To me, sustainability was about caring for the Earth, preserving the environment, making sure we find a viable balance between the natural environment and the needs of our society.

Not even when a former governor explained it to my face years ago, I got it. When I asked Hawai‘i Gov. Linda Lingle why, being a Republican, she pushed so aggressively for clean energy in Hawai‘i, she said it wasn’t about the environment; it was about sustainability. She said what she really wanted was for Hawai‘i to not rely so heavily on fossil fuels — which come entirely from out of state — for power generation.

Tiana Kamen shows early childhood educators how easy it is to plant lettuce, during a workshop at Na Pua Keiki Preschool in February.
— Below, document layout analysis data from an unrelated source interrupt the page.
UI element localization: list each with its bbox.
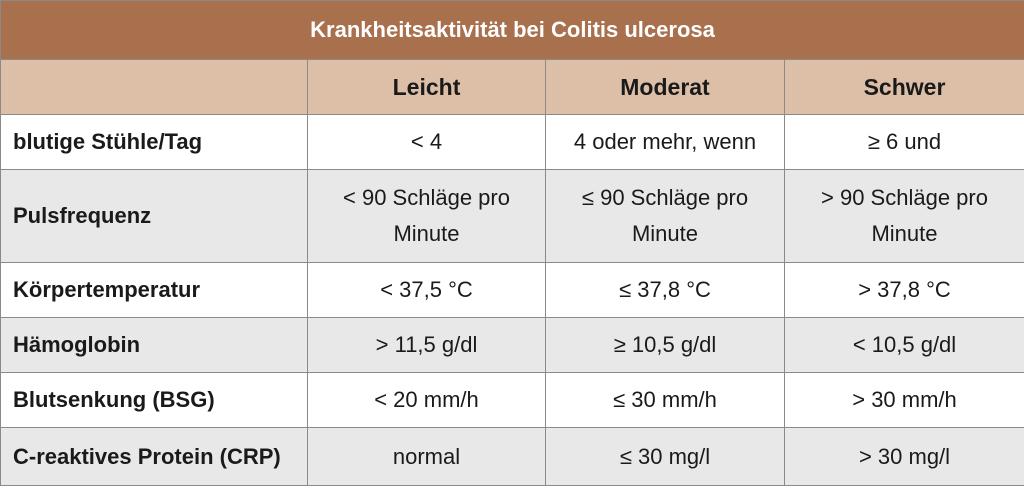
row-label: Pulsfrequenz (0, 169, 308, 263)
cell-moderat: ≤ 30 mg/l (545, 427, 785, 486)
cell-schwer: > 30 mg/l (783, 427, 1024, 486)
cell-leicht: normal (307, 427, 546, 486)
cell-leicht: > 11,5 g/dl (307, 317, 546, 373)
header-leicht: Leicht (307, 59, 546, 115)
cell-moderat: 4 oder mehr, wenn (545, 114, 785, 170)
cell-moderat-text: ≤ 90 Schläge pro Minute (581, 185, 749, 246)
row-label: Hämoglobin (0, 317, 308, 373)
cell-leicht: < 90 Schläge pro Minute (307, 169, 546, 263)
row-label: blutige Stühle/Tag (0, 114, 308, 170)
cell-leicht: < 37,5 °C (307, 262, 546, 318)
row-label: Blutsenkung (BSG) (0, 372, 308, 428)
table-row: blutige Stühle/Tag < 4 4 oder mehr, wenn… (0, 114, 1024, 170)
cell-schwer: > 30 mm/h (783, 372, 1024, 428)
table-row: C-reaktives Protein (CRP) normal ≤ 30 mg… (0, 427, 1024, 486)
header-moderat: Moderat (545, 59, 785, 115)
table-row: Hämoglobin > 11,5 g/dl ≥ 10,5 g/dl < 10,… (0, 317, 1024, 373)
cell-schwer: > 90 Schläge pro Minute (783, 169, 1024, 263)
cell-schwer: ≥ 6 und (783, 114, 1024, 170)
table-row: Pulsfrequenz < 90 Schläge pro Minute ≤ 9… (0, 169, 1024, 263)
cell-moderat: ≤ 90 Schläge pro Minute (545, 169, 785, 263)
row-label: C-reaktives Protein (CRP) (0, 427, 308, 486)
row-label: Körpertemperatur (0, 262, 308, 318)
cell-schwer: > 37,8 °C (783, 262, 1024, 318)
table-header-row: Leicht Moderat Schwer (0, 59, 1024, 115)
cell-moderat: ≤ 30 mm/h (545, 372, 785, 428)
header-schwer: Schwer (783, 59, 1024, 115)
table-row: Körpertemperatur < 37,5 °C ≤ 37,8 °C > 3… (0, 262, 1024, 318)
disease-activity-table-container: Krankheitsaktivität bei Colitis ulcerosa… (0, 0, 1024, 486)
table-title: Krankheitsaktivität bei Colitis ulcerosa (0, 0, 1024, 60)
table-row: Blutsenkung (BSG) < 20 mm/h ≤ 30 mm/h > … (0, 372, 1024, 428)
disease-activity-table: Krankheitsaktivität bei Colitis ulcerosa… (0, 0, 1024, 486)
cell-leicht-text: < 90 Schläge pro Minute (343, 185, 510, 246)
cell-schwer-text: > 90 Schläge pro Minute (821, 185, 988, 246)
table-title-row: Krankheitsaktivität bei Colitis ulcerosa (0, 0, 1024, 60)
cell-leicht: < 20 mm/h (307, 372, 546, 428)
cell-schwer: < 10,5 g/dl (783, 317, 1024, 373)
cell-moderat: ≥ 10,5 g/dl (545, 317, 785, 373)
header-empty-cell (0, 59, 308, 115)
cell-moderat: ≤ 37,8 °C (545, 262, 785, 318)
cell-leicht: < 4 (307, 114, 546, 170)
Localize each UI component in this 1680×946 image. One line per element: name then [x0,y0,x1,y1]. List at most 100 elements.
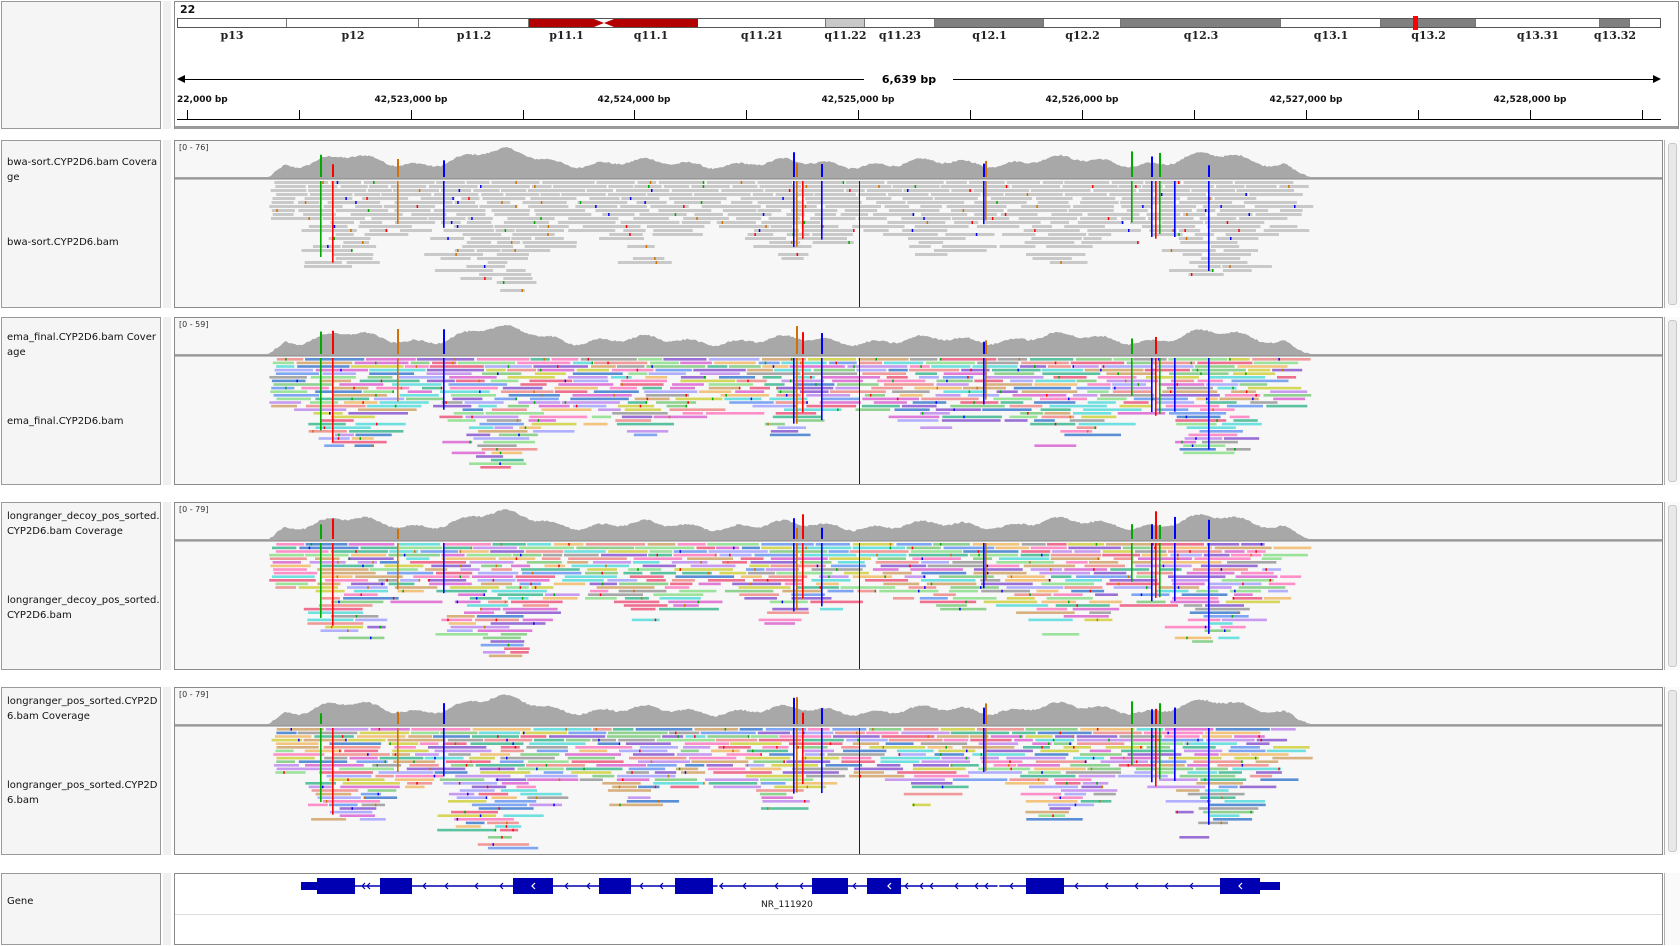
alignment-canvas[interactable] [175,503,1663,670]
read [866,189,903,192]
cytoband-q13-31[interactable] [1476,18,1600,28]
read [1006,181,1040,184]
read [666,404,688,408]
chromosome-label[interactable]: 22 [180,3,196,16]
read [448,622,476,625]
cytoband-q12-2[interactable] [1044,18,1121,28]
cytoband-q11-23[interactable] [865,18,935,28]
read [996,561,1054,564]
track-name-panel[interactable]: longranger_decoy_pos_sorted.CYP2D6.bam C… [1,502,161,670]
read [275,735,312,738]
read [458,593,485,596]
alignment-canvas[interactable] [175,318,1663,485]
cytoband-p13[interactable] [177,18,287,28]
read [736,217,762,220]
read [1068,546,1121,550]
read [1175,440,1197,444]
read [757,201,803,204]
alignment-canvas[interactable] [175,688,1663,855]
alignment-panel[interactable]: [0 - 79] [174,687,1663,855]
read [575,746,633,749]
cytoband-q11-1[interactable] [604,18,698,28]
alignment-panel[interactable]: [0 - 76] [174,140,1663,308]
read [634,397,670,401]
scrollbar-thumb[interactable] [1668,320,1677,482]
track-name-panel[interactable]: bwa-sort.CYP2D6.bam Coverage bwa-sort.CYP… [1,140,161,308]
track-scrollbar[interactable] [1664,317,1680,485]
read [693,368,746,372]
scrollbar-thumb[interactable] [1668,505,1677,667]
scrollbar-thumb[interactable] [1668,143,1677,305]
mismatch [1059,796,1061,799]
ruler[interactable]: 22,000 bp 42,523,000 bp 42,524,000 bp 42,52… [175,95,1665,123]
read [950,731,1010,735]
cytoband-q11-22[interactable] [826,18,865,28]
read [740,197,797,200]
read [579,749,608,753]
read [1224,437,1260,440]
cytoband-q11-21[interactable] [698,18,826,28]
read [470,237,511,240]
read [443,782,498,785]
read [1028,618,1073,622]
read [621,415,653,419]
transcript-label[interactable]: NR_111920 [761,900,813,910]
track-scrollbar[interactable] [1664,502,1680,670]
cytoband-q12-3[interactable] [1121,18,1281,28]
coverage-track-name[interactable]: ema_final.CYP2D6.bam Coverage [7,332,156,358]
read [784,408,842,411]
gene-model[interactable] [175,874,1663,945]
gene-track-panel[interactable]: NR_111920 [174,873,1663,945]
mismatch [969,189,971,192]
coverage-snp-bar [821,164,823,177]
read [672,383,704,386]
mismatch [1018,358,1021,361]
alignment-track-name[interactable]: bwa-sort.CYP2D6.bam [7,237,119,248]
read [939,575,994,578]
read [299,546,359,550]
mismatch [804,756,807,760]
cytoband-q13-1[interactable] [1281,18,1381,28]
mismatch [504,600,507,604]
mismatch [366,197,368,200]
read [1030,358,1074,361]
track-name-panel[interactable]: ema_final.CYP2D6.bam Coverage ema_final.C… [1,317,161,485]
gene-track-name-panel[interactable]: Gene [1,873,161,945]
cytoband-q12-1[interactable] [935,18,1044,28]
alignment-panel[interactable]: [0 - 79] [174,502,1663,670]
alignment-track-name[interactable]: ema_final.CYP2D6.bam [7,416,124,427]
read [1050,557,1101,560]
read [272,197,296,200]
cytoband-p12[interactable] [287,18,419,28]
coverage-track-name[interactable]: longranger_decoy_pos_sorted.CYP2D6.bam C… [7,511,160,537]
scrollbar-thumb[interactable] [1668,690,1677,852]
coverage-track-name[interactable]: bwa-sort.CYP2D6.bam Coverage [7,157,158,183]
read [632,561,660,564]
cytoband-p11-2[interactable] [419,18,529,28]
chromosome-ideogram[interactable]: p13 p12 p11.2 p11.1 q11.1 q11.21 q11.22 q11.23 q… [177,16,1661,44]
cytoband-q13-2[interactable] [1381,18,1476,28]
read [951,209,1004,212]
mismatch [403,553,406,557]
read [319,379,351,383]
read [951,217,1010,220]
gene-track-scrollbar[interactable] [1664,873,1680,945]
mismatch [968,390,971,393]
track-name-panel[interactable]: longranger_pos_sorted.CYP2D6.bam Coverag… [1,687,161,855]
cytoband-p11-1[interactable] [529,18,604,28]
cytoband-q13-32[interactable] [1600,18,1630,28]
read [534,237,564,240]
mismatch [492,579,495,582]
alignment-canvas[interactable] [175,141,1663,308]
read [862,397,919,401]
alignment-panel[interactable]: [0 - 59] [174,317,1663,485]
track-scrollbar[interactable] [1664,687,1680,855]
alignment-track-name[interactable]: longranger_pos_sorted.CYP2D6.bam [7,780,158,806]
mismatch [1186,636,1188,640]
current-region-marker[interactable] [1413,16,1418,30]
coverage-track-name[interactable]: longranger_pos_sorted.CYP2D6.bam Coverag… [7,696,158,722]
track-scrollbar[interactable] [1664,140,1680,308]
read [309,561,346,564]
alignment-track-name[interactable]: longranger_decoy_pos_sorted.CYP2D6.bam [7,595,160,621]
read [802,185,859,188]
While talking to nutritionist Tiana Kamen, featured in this month’s cover story, the real meaning of sustainability finally clicked. We need to look out for ourselves, just like that naughty kid Calvin once said.

Tiana pointed the buzzword sustainability has been big for a while, and that it really means to care for yourself. It should be the number-one thing we learn as young kids, she said, to care for ourselves. And when we grow our own food, it’s the most nourishing thing we can do, we will always be secured as far as providing food for ourselves, she said.

Of course this shouldn’t be taken out of context as a reason to destroy the natural environment for the sake of progress and looking out for us. It’s just the opposite. In looking out for ourselves, we should connect with nature, and find a balance where we are able to nourish ourselves with the healthiest, most nutritious food we can have, while not destroying entire ecosystems.

For the sake of looking out for ourselves as individuals, and as the human race, we need to achieve this very attainable balance between food supply and preserving the environment. We can grow our food here in Hawai‘i, and still keep this beautiful environment we have.

As Tiana said, “we don’t have a choice not to do that.”

There is nothing more beautifully selfish than that.